Daha sonra kurumlara söz verildi. ATİK ve ADHK Temsilcileri çağrı metnini eleştirdi. Kurum temsilcileri, Tam anlamıyla tasfiyeci ve teslimiyetçi bir çizgi hakimdi demesek de bu metin üzerinden bu yönde adım atıldığında tasfiyecilik tehlikesinin mümkün olabileceği üzerine değerlendirmelerde bulundular. Sürece müdahale vurgusu yapılarak “yanlış yönelimlere karşı ideolojik politik mücadele yürütülmesi gerekir” denildi.

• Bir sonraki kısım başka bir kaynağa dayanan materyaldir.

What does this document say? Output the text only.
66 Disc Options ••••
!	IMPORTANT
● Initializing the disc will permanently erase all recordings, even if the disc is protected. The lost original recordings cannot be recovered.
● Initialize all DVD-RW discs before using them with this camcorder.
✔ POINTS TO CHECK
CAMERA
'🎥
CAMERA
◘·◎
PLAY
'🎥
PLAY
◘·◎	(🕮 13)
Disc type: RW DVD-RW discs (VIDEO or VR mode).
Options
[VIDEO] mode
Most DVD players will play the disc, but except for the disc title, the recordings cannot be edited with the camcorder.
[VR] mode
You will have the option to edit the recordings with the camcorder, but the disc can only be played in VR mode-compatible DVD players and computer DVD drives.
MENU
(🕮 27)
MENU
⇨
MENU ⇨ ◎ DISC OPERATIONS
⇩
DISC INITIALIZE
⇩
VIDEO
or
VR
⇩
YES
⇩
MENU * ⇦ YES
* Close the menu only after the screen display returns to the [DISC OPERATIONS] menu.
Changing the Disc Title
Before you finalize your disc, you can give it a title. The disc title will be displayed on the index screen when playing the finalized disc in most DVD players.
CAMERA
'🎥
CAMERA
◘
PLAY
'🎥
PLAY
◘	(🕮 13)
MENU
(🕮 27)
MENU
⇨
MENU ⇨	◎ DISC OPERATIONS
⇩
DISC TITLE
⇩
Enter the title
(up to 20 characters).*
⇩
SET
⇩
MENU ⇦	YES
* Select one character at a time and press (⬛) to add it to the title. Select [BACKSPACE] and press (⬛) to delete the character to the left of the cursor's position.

Ardından katılımcılar da Halk Ayaklanması sürecinde yeni genç kuşakların ideolojik politik eğitimi ve onları etkileme bakımından Devrimci Hareketin zayıf kaldığı üzerine değerlendirmelerde bulundu. Kürt Sorununun Barışçıl çözümüne ilişkin de ideolojik politik mücadele göreviyle birlikte ulusal demokratik taleplerin alanlarda bayraklaştırılarak güçlendirilebiliceği, sürecin hem büyük olanaklara sahip olduğu hem de büyük risklere gebe olduğu, tasfiyecilik saldırısının ve faşist devlet terörünün önümüzdeki süreçte artarak süreceği, emekçi sol hareket eksenli birleşik mücadelenin örgütlenmesi ve pratikleştirilmesinin önemi gibi hususlar vurgulandı.
Panel, soruların yanıtlanması ardından sona erdi.